In yet another study, Nguyen et al. [8] retrospectively searched their radiology procedure database for all FDG PET-positive lesions that were biopsied under imaging-guidance. Of 26 biopsied bone lesions, 25 proved to be malignant, yielding a PPV of 96.2 % (95 % CI 81.1 – 99.3 %). However, the study by Nguyen et al. [8] was limited by a small sample size and also lacked a clear definition of FDG PET positivity. Unlike previous research, the present study included the largest sample size of patients who had all undergone both FDG PET/CT (which was interpreted with standardized criteria) and CT-guided bone biopsy followed by histopathological examination, which allowed more solid conclusions to be drawn on the roles of these diagnostic procedures with respect to the assessment of (suspicious) bone lesions.

This study had several limitations. First, the study was performed in a large hospital centrally located in The Netherlands, as a result of which the results are only applicable to a similar (Western) population. In non-Western countries, the PPV for malignancy of suspicious biopsied FDG-avid bone lesions may be lower, for example due to the higher prevalence of (bone) tuberculosis in such countries. Furthermore, the results are not applicable to primary bone tumours, because these were not included in the present study.
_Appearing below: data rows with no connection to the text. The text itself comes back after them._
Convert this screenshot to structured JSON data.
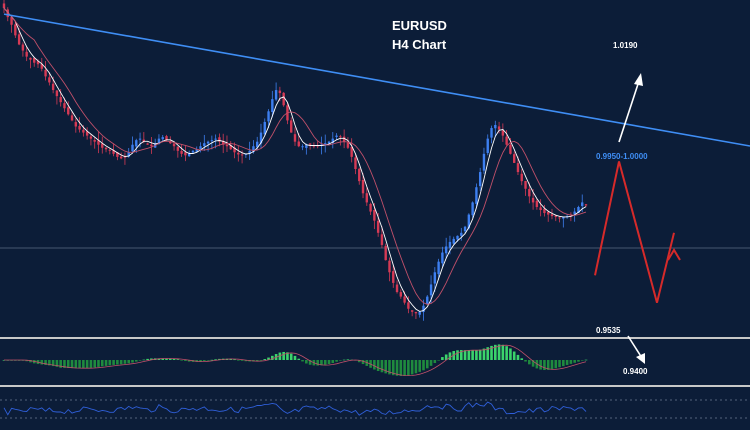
{
  "header": {
    "symbol": "EURUSD",
    "timeframe": "H4 Chart"
  },
  "colors": {
    "background": "#0c1d38",
    "bull_candle": "#3d7ff0",
    "bear_candle": "#d63a55",
    "trendline": "#3f8ef5",
    "ma_fast": "#ffffff",
    "ma_slow": "#c0506a",
    "macd_up": "#3bd46b",
    "macd_down": "#1f8a3e",
    "rsi": "#2f5fd9",
    "panel_border": "#c8c8c8",
    "target_arrow": "#ffffff",
    "projection": "#d62a2a"
  },
  "chart_data": {
    "type": "candlestick",
    "title": "EURUSD H4 Chart",
    "ylim": [
      0.938,
      1.045
    ],
    "levels": [
      {
        "label": "1.0190",
        "price": 1.019
      },
      {
        "label": "0.9950-1.0000",
        "price": 0.9975
      },
      {
        "label": "0.9535",
        "price": 0.9535
      },
      {
        "label": "0.9400",
        "price": 0.94
      }
    ],
    "closes": [
      1.044,
      1.041,
      1.0385,
      1.035,
      1.032,
      1.03,
      1.028,
      1.027,
      1.026,
      1.0255,
      1.024,
      1.0215,
      1.0195,
      1.017,
      1.015,
      1.013,
      1.011,
      1.009,
      1.007,
      1.005,
      1.004,
      1.003,
      1.002,
      1.001,
      1.0,
      0.999,
      0.998,
      0.9975,
      0.997,
      0.996,
      0.995,
      0.9945,
      0.995,
      0.9965,
      0.999,
      1.0005,
      1.001,
      1.0,
      0.999,
      0.9985,
      0.9995,
      1.001,
      1.0015,
      1.0005,
      0.9995,
      0.9985,
      0.997,
      0.996,
      0.9955,
      0.996,
      0.997,
      0.9975,
      0.9985,
      0.9995,
      1.0,
      1.0005,
      1.001,
      1.0,
      0.999,
      0.9985,
      0.9975,
      0.9965,
      0.9958,
      0.9955,
      0.996,
      0.997,
      0.9985,
      1.0,
      1.003,
      1.0065,
      1.01,
      1.014,
      1.017,
      1.016,
      1.012,
      1.007,
      1.003,
      1.0,
      0.9985,
      0.9985,
      0.999,
      0.999,
      0.9985,
      0.9985,
      0.999,
      0.9995,
      1.0,
      1.001,
      1.002,
      1.0015,
      1.0,
      0.998,
      0.995,
      0.991,
      0.987,
      0.983,
      0.98,
      0.977,
      0.974,
      0.97,
      0.966,
      0.961,
      0.957,
      0.9535,
      0.9505,
      0.949,
      0.947,
      0.945,
      0.944,
      0.9435,
      0.944,
      0.946,
      0.949,
      0.953,
      0.957,
      0.9605,
      0.9635,
      0.9655,
      0.967,
      0.968,
      0.969,
      0.97,
      0.972,
      0.976,
      0.98,
      0.985,
      0.99,
      0.996,
      1.001,
      1.0045,
      1.0055,
      1.004,
      1.002,
      0.999,
      0.996,
      0.993,
      0.99,
      0.987,
      0.9845,
      0.982,
      0.98,
      0.9785,
      0.9775,
      0.9765,
      0.976,
      0.9755,
      0.9752,
      0.975,
      0.9752,
      0.9755,
      0.976,
      0.977,
      0.9785,
      0.98,
      0.979
    ],
    "trendline": {
      "from": {
        "index": 0,
        "price": 1.042
      },
      "to": {
        "index": 250,
        "price": 0.987
      }
    },
    "projection": [
      0.956,
      0.9935,
      0.947,
      0.97
    ],
    "indicators": [
      "macd",
      "rsi"
    ]
  }
}
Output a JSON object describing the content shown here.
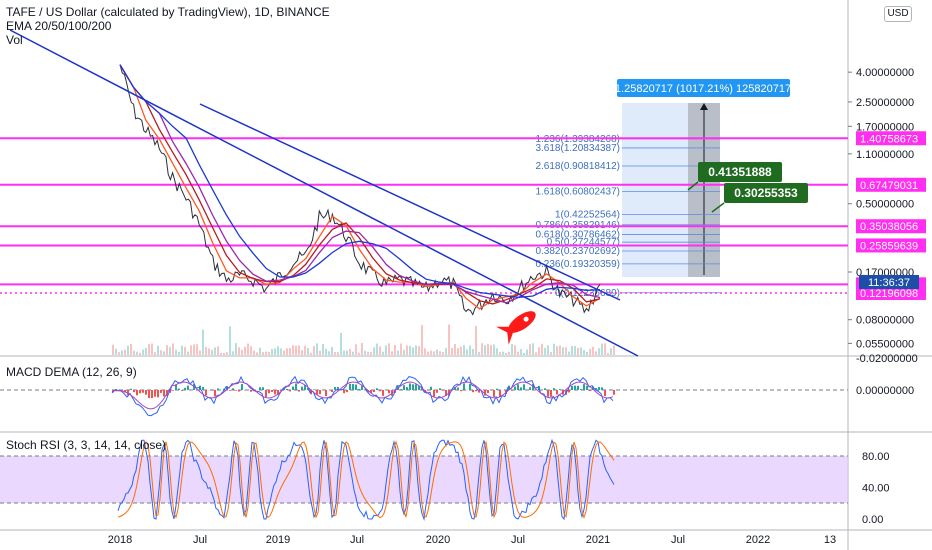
{
  "header": {
    "symbol_title": "TAFE / US Dollar (calculated by TradingView), 1D, BINANCE",
    "ema_label": "EMA 20/50/100/200",
    "vol_label": "Vol",
    "currency_button": "USD"
  },
  "measure": {
    "label": "1.25820717 (1017.21%) 125820717"
  },
  "callouts": [
    {
      "text": "0.41351888",
      "price": 0.4135
    },
    {
      "text": "0.30255353",
      "price": 0.3026
    }
  ],
  "countdown": "11:36:37",
  "chart_data": [
    {
      "type": "line",
      "title": "",
      "price_axis": {
        "scale": "log",
        "ticks": [
          {
            "label": "4.00000000",
            "value": 4.0
          },
          {
            "label": "2.50000000",
            "value": 2.5
          },
          {
            "label": "1.70000000",
            "value": 1.7
          },
          {
            "label": "1.10000000",
            "value": 1.1
          },
          {
            "label": "0.50000000",
            "value": 0.5
          },
          {
            "label": "0.17000000",
            "value": 0.17
          },
          {
            "label": "0.08000000",
            "value": 0.08
          },
          {
            "label": "0.05500000",
            "value": 0.055
          }
        ],
        "ylim": [
          0.045,
          6.0
        ]
      },
      "time_axis": {
        "ticks": [
          "2018",
          "Jul",
          "2019",
          "Jul",
          "2020",
          "Jul",
          "2021",
          "Jul",
          "2022",
          "13"
        ],
        "range": [
          "2017-11",
          "2022-02"
        ]
      },
      "horizontal_levels": [
        {
          "label": "1.40758673",
          "value": 1.4076,
          "color": "#ff2ef0"
        },
        {
          "label": "0.67479031",
          "value": 0.6748,
          "color": "#ff2ef0"
        },
        {
          "label": "0.35038056",
          "value": 0.3504,
          "color": "#ff2ef0"
        },
        {
          "label": "0.25859639",
          "value": 0.2586,
          "color": "#ff2ef0"
        },
        {
          "label": "0.13990764",
          "value": 0.1399,
          "color": "#ff2ef0"
        },
        {
          "label": "0.12196098",
          "value": 0.122,
          "color": "#ff2ef0",
          "style": "dotted"
        }
      ],
      "fib_levels": [
        {
          "label": "1.236(1.39384268)",
          "value": 1.3938
        },
        {
          "label": "3.618(1.20834387)",
          "value": 1.2083
        },
        {
          "label": "2.618(0.90818412)",
          "value": 0.9082
        },
        {
          "label": "1.618(0.60802437)",
          "value": 0.608
        },
        {
          "label": "1(0.42252564)",
          "value": 0.4225
        },
        {
          "label": "0.786(0.35829146)",
          "value": 0.3583
        },
        {
          "label": "0.618(0.30786462)",
          "value": 0.3079
        },
        {
          "label": "0.5(0.27244577)",
          "value": 0.2724
        },
        {
          "label": "0.382(0.23702692)",
          "value": 0.237
        },
        {
          "label": "0.236(0.19320359)",
          "value": 0.1932
        },
        {
          "label": "0(0.12236689)",
          "value": 0.1224
        }
      ],
      "series": [
        {
          "name": "",
          "color": "#2a2e39",
          "x": [
            "2018-01",
            "2018-02",
            "2018-03",
            "2018-04",
            "2018-05",
            "2018-06",
            "2018-07",
            "2018-08",
            "2018-09",
            "2018-10",
            "2018-11",
            "2018-12",
            "2019-01",
            "2019-02",
            "2019-03",
            "2019-04",
            "2019-05",
            "2019-06",
            "2019-07",
            "2019-08",
            "2019-09",
            "2019-10",
            "2019-11",
            "2019-12",
            "2020-01",
            "2020-02",
            "2020-03",
            "2020-04",
            "2020-05",
            "2020-06",
            "2020-07",
            "2020-08",
            "2020-09",
            "2020-10",
            "2020-11",
            "2020-12",
            "2021-01"
          ],
          "values": [
            4.5,
            2.2,
            1.6,
            1.2,
            0.75,
            0.55,
            0.36,
            0.2,
            0.15,
            0.16,
            0.15,
            0.13,
            0.16,
            0.2,
            0.22,
            0.4,
            0.42,
            0.3,
            0.2,
            0.16,
            0.14,
            0.15,
            0.14,
            0.13,
            0.15,
            0.14,
            0.09,
            0.1,
            0.12,
            0.11,
            0.13,
            0.16,
            0.17,
            0.12,
            0.11,
            0.09,
            0.14
          ]
        }
      ]
    },
    {
      "type": "line",
      "title": "MACD DEMA (12, 26, 9)",
      "price_axis": {
        "ticks": [
          {
            "label": "0.00000000",
            "value": 0.0
          },
          {
            "label": "-0.02000000",
            "value": -0.02
          }
        ]
      }
    },
    {
      "type": "line",
      "title": "Stoch RSI (3, 3, 14, 14, close)",
      "price_axis": {
        "ticks": [
          {
            "label": "80.00",
            "value": 80
          },
          {
            "label": "40.00",
            "value": 40
          },
          {
            "label": "0.00",
            "value": 0
          }
        ],
        "band": [
          20,
          80
        ]
      }
    }
  ]
}
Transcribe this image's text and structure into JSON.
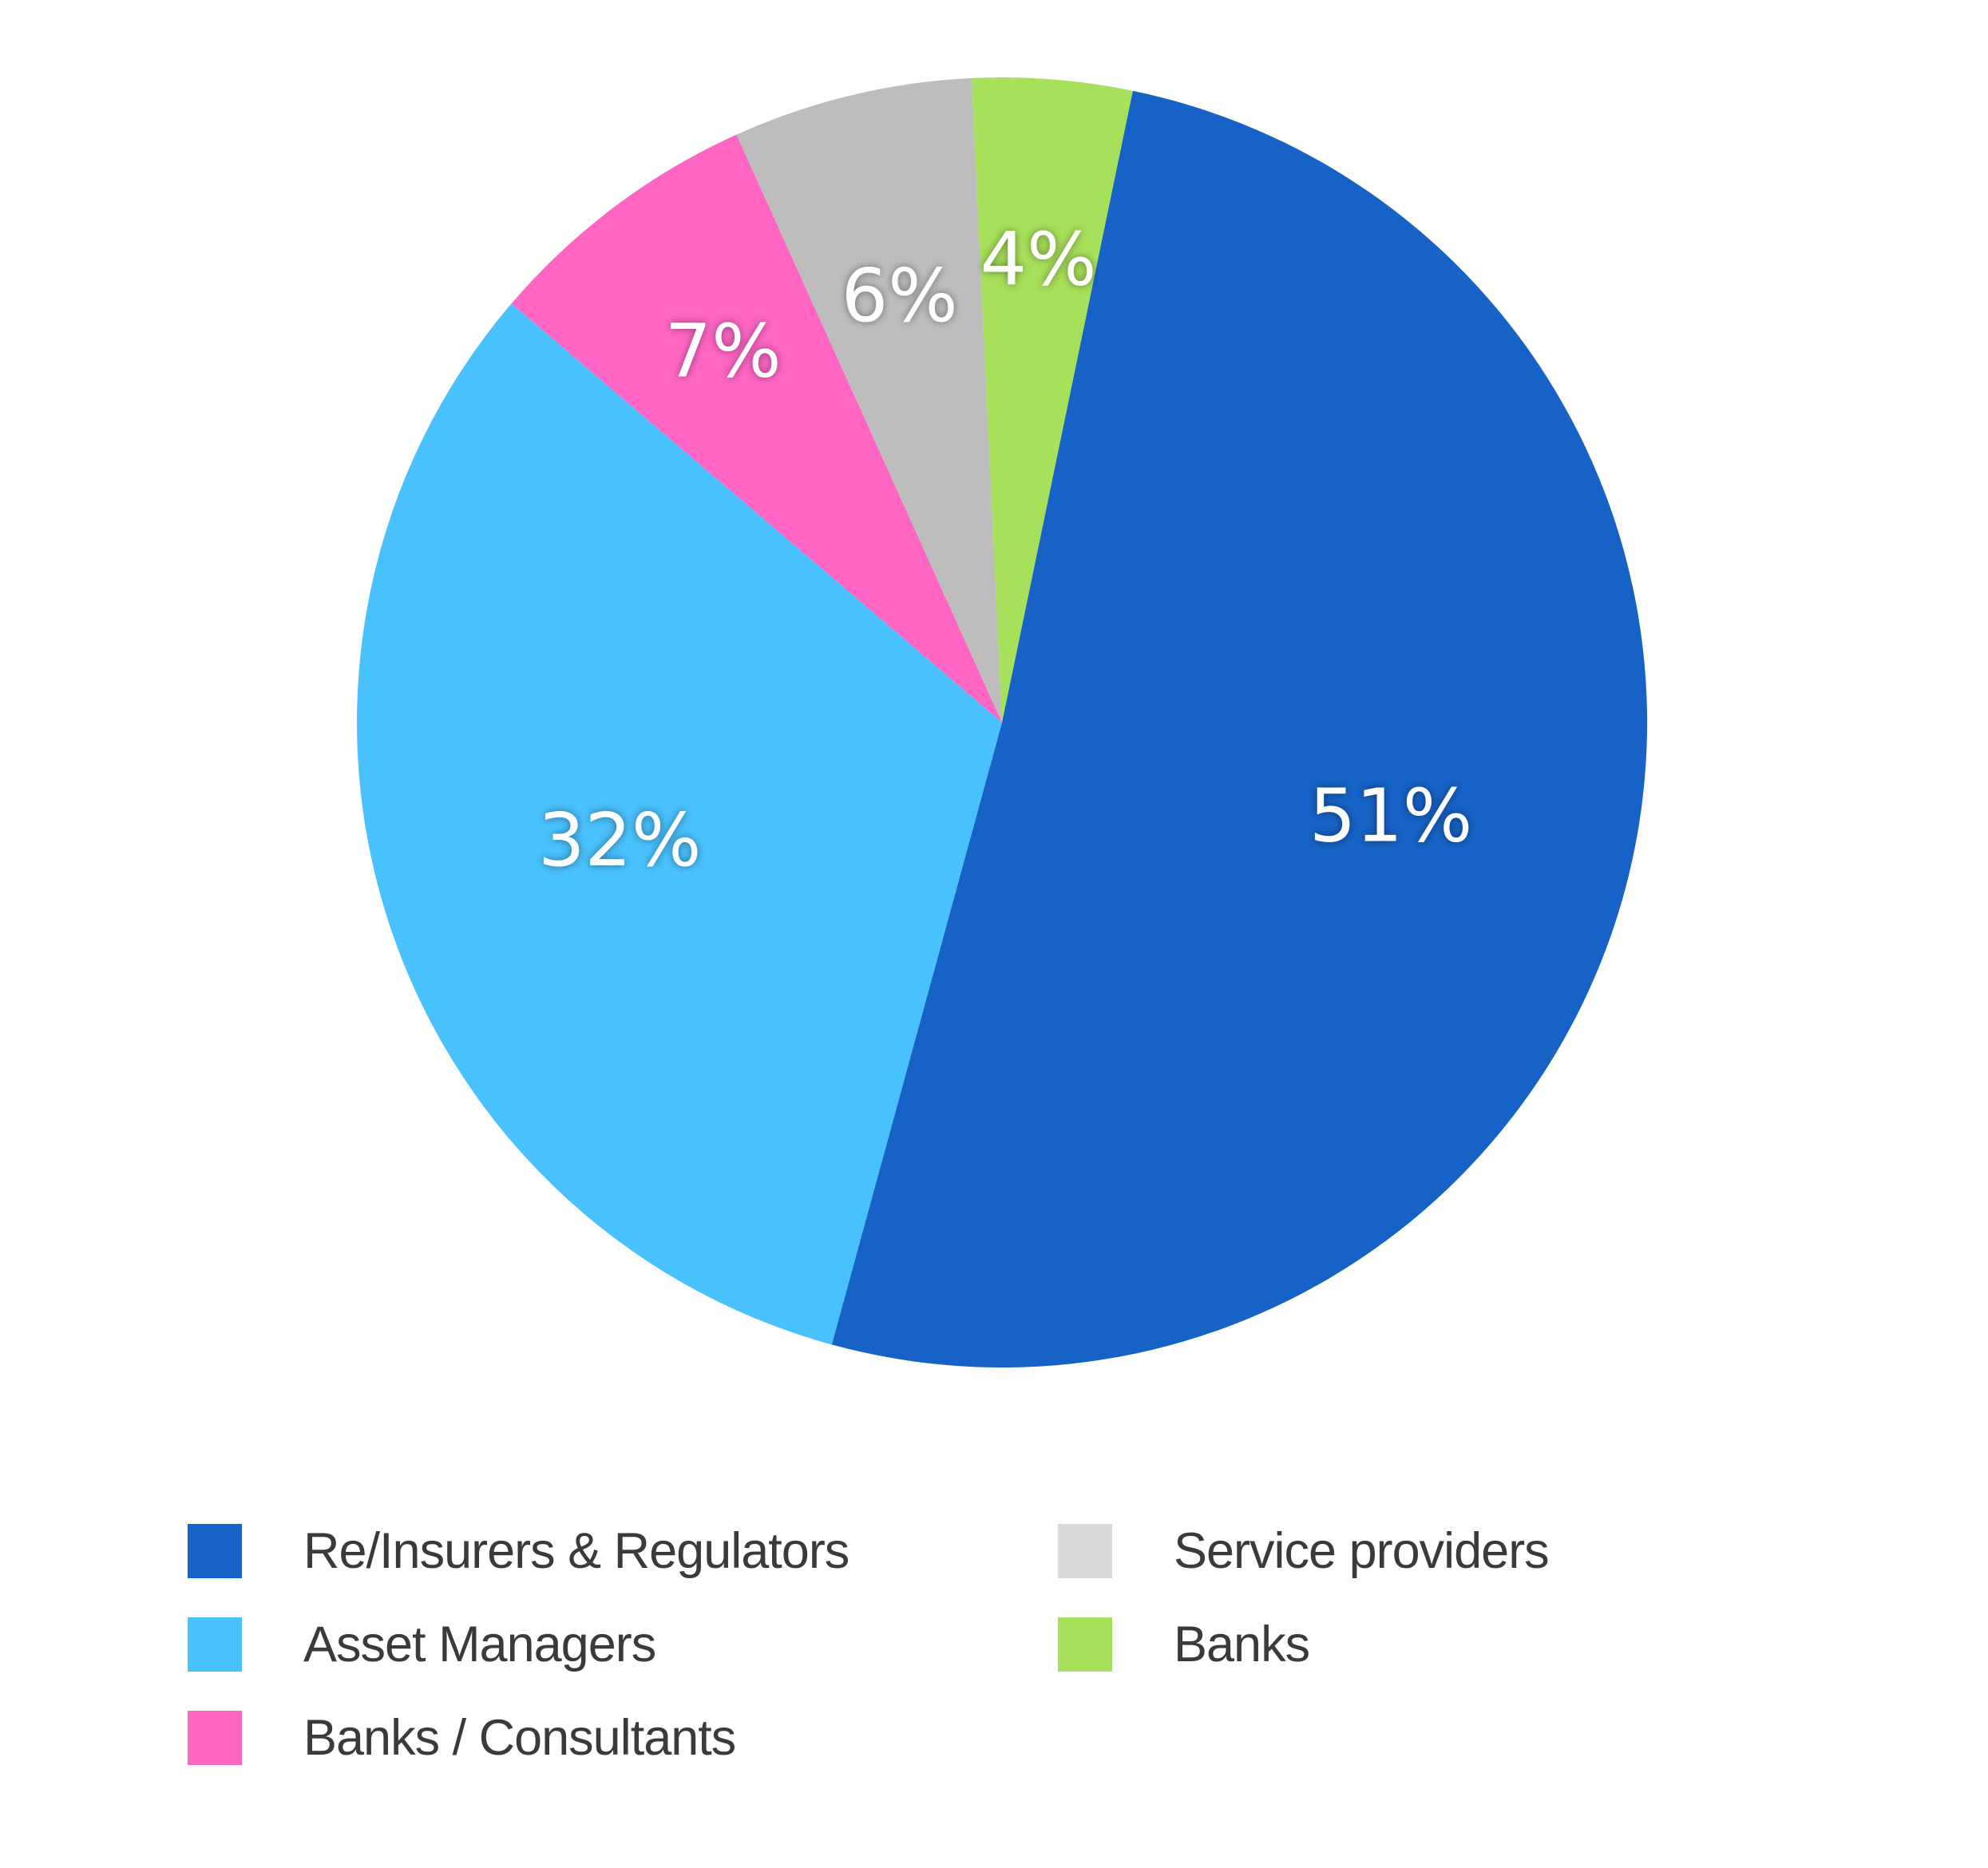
{
  "chart_data": {
    "type": "pie",
    "title": "",
    "slices": [
      {
        "label": "Re/Insurers & Regulators",
        "value": 51,
        "value_label": "51%",
        "color": "#1662C6"
      },
      {
        "label": "Asset Managers",
        "value": 32,
        "value_label": "32%",
        "color": "#49C1FC"
      },
      {
        "label": " Banks / Consultants",
        "value": 7,
        "value_label": "7%",
        "color": "#FF66C4"
      },
      {
        "label": "Service providers",
        "value": 6,
        "value_label": "6%",
        "color": "#BDBDBD"
      },
      {
        "label": "Banks",
        "value": 4,
        "value_label": "4%",
        "color": "#A7E05A"
      }
    ],
    "legend": {
      "placement": "bottom",
      "columns": 2,
      "entries": [
        {
          "label": "Re/Insurers & Regulators",
          "color": "#1662C6"
        },
        {
          "label": "Asset Managers",
          "color": "#49C1FC"
        },
        {
          "label": " Banks / Consultants",
          "color": "#FF66C4"
        },
        {
          "label": "Service providers",
          "color": "#D9D9D9"
        },
        {
          "label": "Banks",
          "color": "#A7E05A"
        }
      ]
    }
  }
}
In addition, no paediatric patients were included. Second, due to the retrospective nature of this study, only patients who underwent FDG PET/CT and who were referred for CT-guided biopsy were included, which may have introduced both selection and verification bias. Third, 10 of 102 patients received chemotherapy during the 3 months before FDG PET/CT and CT-guided bone biopsy (but not between the two procedures), which may have affected FDG uptake in bone. However, this reflects clinical practice, and all of the biopsied bone lesions in these patients were still FDG-avid (i.e. FDG uptake score of 3 in two patients, 4 in one patients, and 5 in seven patients). Fourth, 10 of 102 (9.8 %) patients underwent CT-guided bone biopsy before FDG PET/CT, and this may have affected the FDG PET/CT findings. Fifth, no (semi)quantitative FDG uptake measurements were performed, because two different PET/CT systems were used during the period of the study, and it is known that this can significantly affect standardized uptake value measurements [10]. Sixth, all FDG PET/CT scans were performed approximately 60 min after FDG injection. Dual time-point FDG PET has been reported to be potentially helpful in the differentiation of malignant tumours from benign ones [11] but this was outside the scope of this study. Seventh, not all patients had undergone a contrast-enhanced CT scan. However, it is unlikely that this affected the CT-based assessment of bone lesions, because all patients had an available full-dose CT scan.

In conclusion, the PPV for malignancy of suspicious bone lesions identified on FDG PET/CT is not sufficiently high to justify changes in patient management without histopathological confirmation. Nevertheless, ancillary patient and imaging characteristics may help to quantify the likelihood of a malignant bone lesion.